Sentant l'assistance un peu timide, Wax Tailor l'interpèle, lui rappelle qu'elle a une réputation à tenir, que deux dates ont déjà été données et que l'orchestre a pris l'habitude de voir le public crier et danser. Les deux Mcs de A State Of Mind (de passage le 5 novembre dernier à La Péniche) se chargeront d'allumer la mèche avec le titre « Positively Inclined ». Les sièges se vident, les spectateurs s'entassent devant la scène et le Sebastopol se transforme pour l'occasion en dance-floor. S'ensuivra une seconde moitié de concert de pure folie où les lillois, très en forme, réussiront avec brio le test vocal imposé avec le désormais classique « Que Sera » et se déhancheront, entre autre, sur « Our Dance » ou « Until Heaven Stops The Rain ». Un « Say Yes » d'anthologie viendra conclure deux heures de concert historiques.

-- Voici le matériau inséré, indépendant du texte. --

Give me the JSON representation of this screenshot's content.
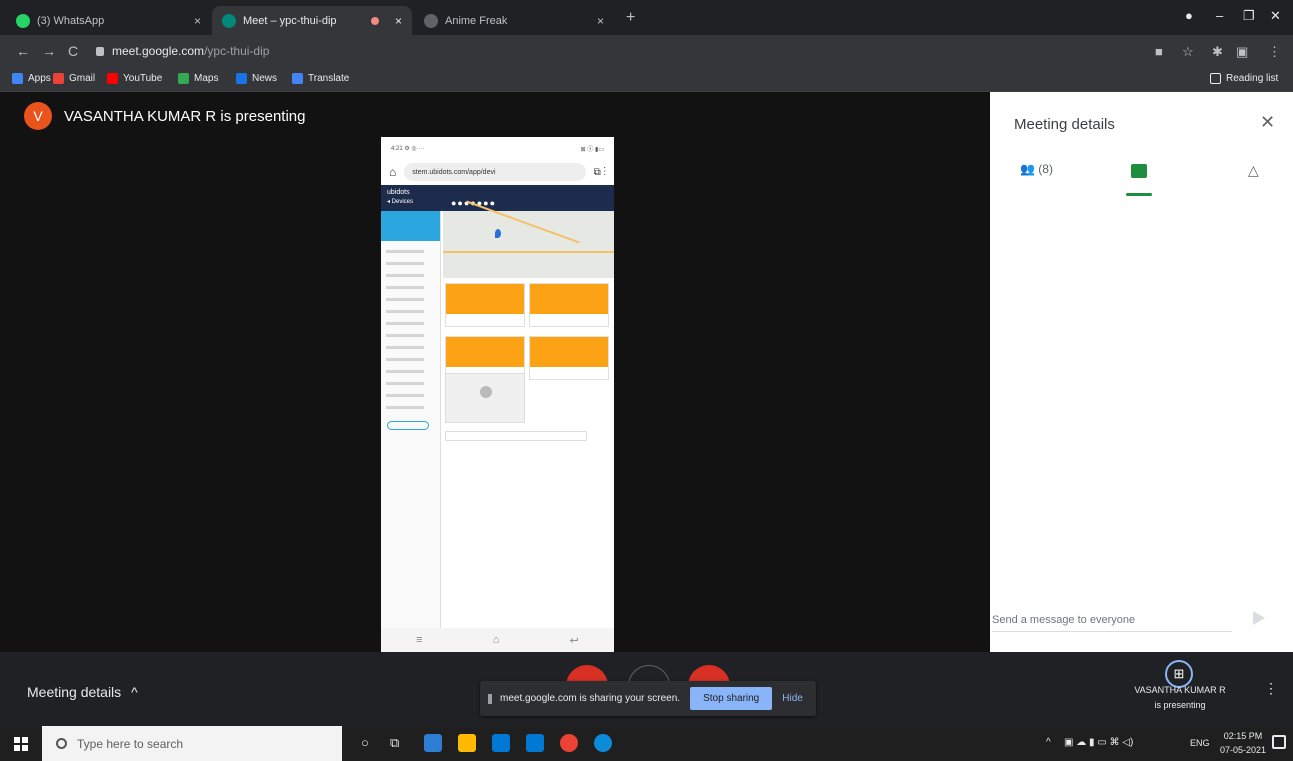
{
  "browser": {
    "tabs": [
      {
        "title": "(3) WhatsApp",
        "active": false
      },
      {
        "title": "Meet – ypc-thui-dip",
        "active": true
      },
      {
        "title": "Anime Freak",
        "active": false
      }
    ],
    "url_host": "meet.google.com",
    "url_path": "/ypc-thui-dip",
    "reading_list": "Reading list"
  },
  "bookmarks": [
    "Apps",
    "Gmail",
    "YouTube",
    "Maps",
    "News",
    "Translate"
  ],
  "meet": {
    "avatar_letter": "V",
    "presenting_text": "VASANTHA KUMAR R is presenting",
    "phone": {
      "status_left": "4:21 ⚙ ◎ ···",
      "status_right": "⊠ ⓢ ▮▭",
      "url": "stem.ubidots.com/app/devi",
      "brand": "ubidots",
      "header_sub": "◂ Devices",
      "header_dots": "●●●●●●●"
    },
    "panel": {
      "title": "Meeting details",
      "people_count": "(8)",
      "message_placeholder": "Send a message to everyone"
    },
    "bottom": {
      "meeting_details": "Meeting details",
      "presenter_name": "VASANTHA KUMAR R",
      "presenter_status": "is presenting"
    },
    "share_bar": {
      "text": "meet.google.com is sharing your screen.",
      "stop": "Stop sharing",
      "hide": "Hide"
    }
  },
  "taskbar": {
    "search_placeholder": "Type here to search",
    "lang": "ENG",
    "time": "02:15 PM",
    "date": "07-05-2021"
  },
  "colors": {
    "meet_bg": "#121212",
    "accent_green": "#1e8e3e",
    "stop_blue": "#8ab4f8",
    "card_orange": "#fba314",
    "avatar_orange": "#e8541c"
  }
}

Drôle d'expérience de voir un public danser et chanter devant un orchestre symphonique. D'ailleurs, en l'observant bien, on pouvait percevoir des sourires et de la joie sur les visages de ces musiciens, loin de leur concentration habituelle, heureux de pouvoir faire groover un auditoire pas uniquement composé de têtes blanches. Wax Tailor peut être fier de son pari artistique et humain, la confrontation de deux univers musicaux a priori éloignés. Un pari, de plus, présenté modestement, sans clinquant, sans fierté affichée crânement par l'artiste, alors qu'il relève de l'exploit et ouvrira une partie du public à s'ouvrir à un registre musical plus large. En un mot: INOUBLIABLE.